Lisa Rose 2.5 3.5 3.0 3.5 2.5 3.0
Mick LaSalle 3.0 4.0 2.0 3.0 2.0 3.0
Jack Mathews 3.0 4.0 5.0 3.5 3.0
Sheheryar 2.5 3.0 3.0

which we can store in Erlang as a dictionary:

  dict:from_list([
	{
	"Lisa Rose",
	dict:from_list( [{"Lady in the Water", 2.5},{"Snakes on a Plane", 3.5},
				 {"Just My Luck", 3.0},{"Superman Returns", 3.5},
				 {"You, Me and Dupree", 2.5},{"The Night Listener", 3.0}])
	},
	{"Mick LaSalle",
	dict:from_list( [{"Lady in the Water", 3.0},{"Snakes on a Plane", 4.0},
				 {"Just My Luck", 2.0},{"Superman Returns", 3.0},
				 {"You, Me and Dupree", 2.0},{"The Night Listener", 3.0}])
	},
	{"Jack Matthews",
	dict:from_list( [{"Lady in the Water", 3.0},{"Snakes on a Plane", 4.0},
				 {"Superman Returns", 5.0},{"You, Me and Dupree", 3.5},
				 {"The Night Listener", 3.0}])
	},
	{"Shey",
	dict:from_list( [{"Snakes on a Plane", 2.5},{"Superman Returns", 3.0},
				 {"You, Me and Dupree", 3.0}])}
	]).

To determine how similar two users preferences are we need to compute a similarity score. An easy way to calculate similarity is to use the scaled Euclidean Distance formula which we learned back in high school geometry. The function returns a value between 0 and 1, where a value of 1 means that two people have identical tastes.

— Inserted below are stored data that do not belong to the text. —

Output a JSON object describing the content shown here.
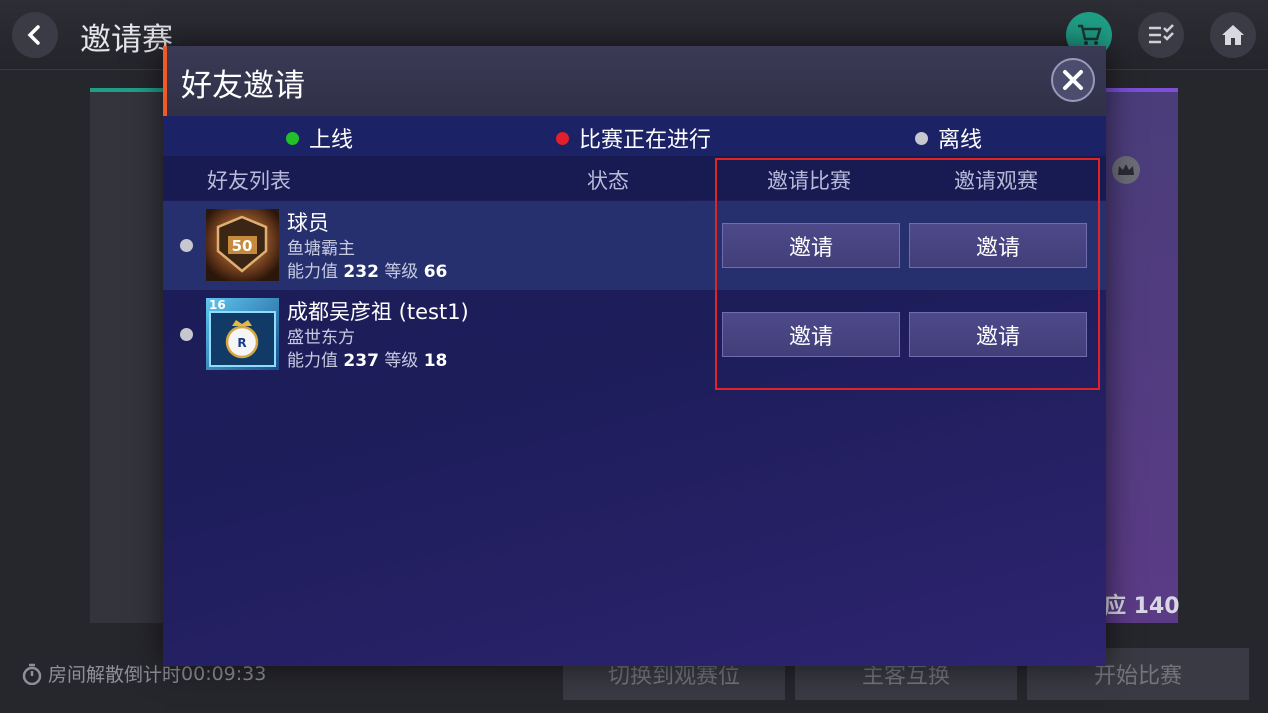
{
  "page": {
    "title": "邀请赛",
    "timer_label": "房间解散倒计时",
    "timer_value": "00:09:33",
    "power_text": "应 140",
    "bottom_buttons": [
      "切换到观赛位",
      "主客互换",
      "开始比赛"
    ]
  },
  "modal": {
    "title": "好友邀请",
    "legend": [
      {
        "label": "上线",
        "color": "#22c02a"
      },
      {
        "label": "比赛正在进行",
        "color": "#e0202a"
      },
      {
        "label": "离线",
        "color": "#c7c7cf"
      }
    ],
    "columns": {
      "friends": "好友列表",
      "status": "状态",
      "invite_match": "邀请比赛",
      "invite_watch": "邀请观赛"
    },
    "rows": [
      {
        "name": "球员",
        "club": "鱼塘霸主",
        "power_label": "能力值",
        "power": "232",
        "level_label": "等级",
        "level": "66",
        "avatar_text": "50",
        "invite_match": "邀请",
        "invite_watch": "邀请"
      },
      {
        "name": "成都吴彦祖 (test1)",
        "club": "盛世东方",
        "power_label": "能力值",
        "power": "237",
        "level_label": "等级",
        "level": "18",
        "avatar_text": "16",
        "invite_match": "邀请",
        "invite_watch": "邀请"
      }
    ]
  },
  "colors": {
    "accent": "#f05a28",
    "highlight": "#e02424",
    "modal_bg": "#1d1d5a"
  }
}
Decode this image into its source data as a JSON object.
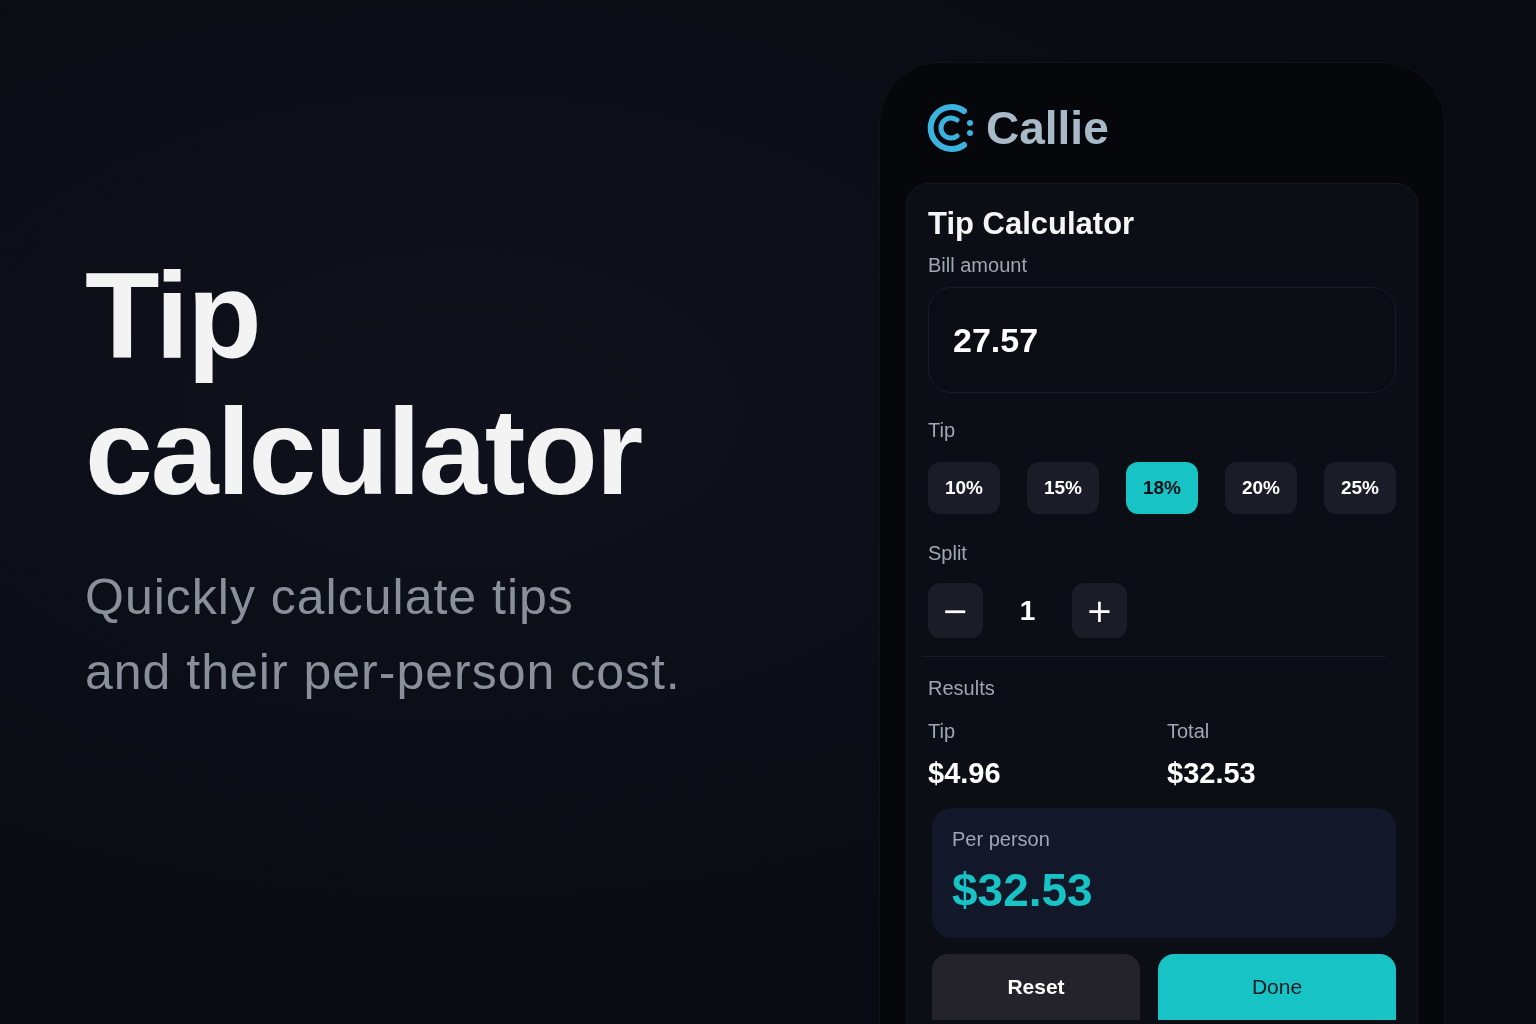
{
  "hero": {
    "title_lines": [
      "Tip",
      "calculator"
    ],
    "subtitle_lines": [
      "Quickly calculate tips",
      "and their per-person cost."
    ]
  },
  "app": {
    "brand": "Callie",
    "card": {
      "title": "Tip Calculator",
      "bill": {
        "label": "Bill amount",
        "value": "27.57"
      },
      "tip": {
        "label": "Tip",
        "options": [
          {
            "label": "10%",
            "selected": false
          },
          {
            "label": "15%",
            "selected": false
          },
          {
            "label": "18%",
            "selected": true
          },
          {
            "label": "20%",
            "selected": false
          },
          {
            "label": "25%",
            "selected": false
          }
        ]
      },
      "split": {
        "label": "Split",
        "decrement": "−",
        "value": "1",
        "increment": "+"
      },
      "results": {
        "heading": "Results",
        "items": [
          {
            "label": "Tip",
            "value": "$4.96"
          },
          {
            "label": "Total",
            "value": "$32.53"
          }
        ],
        "per_person": {
          "label": "Per person",
          "value": "$32.53"
        }
      },
      "actions": [
        {
          "label": "Reset",
          "kind": "secondary"
        },
        {
          "label": "Done",
          "kind": "primary"
        }
      ]
    }
  }
}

sim_distance(List1, List2) when length(List1) /= 0, length(List1) == length(List1)  ->
  Sum_of_squares = lists:sum([ math:pow(X-Y,2) || {X,Y} <- lists:zip(List1,List2) ]),
  1.0 / (1.0 + math:sqrt(Sum_of_squares)).

The function accepts two lists, each lists contains the user’s rating of a movie, where the ith element of each lists represents the user’s rating for the same movie. Note the use of the lists:zip function which takes two lists of equal length and returns one list of tuples with two elements each, where the first element of each tuple is taken from the first list and the second element is taken from corresponding element in the second list. Finally, the function also has two guard expressions that prevent the user from calling the function with empty lists or lists of unequal length. Another simple distance metric is the Manhattan distance, it represents the absolute differences between coordinates of a pair of objects:

sim_manhattan(X,Y) when length(X) /= 0,  length(X) == length(Y)  ->
  Sum = lists:sum([ abs(Xn-Yn) || {Xn,Yn} <- lists:zip(X,Y)]),
  1.0/ (1.0 + Sum).

In this scenario, a slightly better way to determine the similarity between two objects is to use a Pearson correlation coefficient. The correlation coefficient is a measure of how well two sets of data fit on a straight line and it gives better results in when the data isn’t well normalized– for example, if critics’ movie rankings are routinely harsher than average. You can read about other other distance metrics for comparing items on Wikipedia.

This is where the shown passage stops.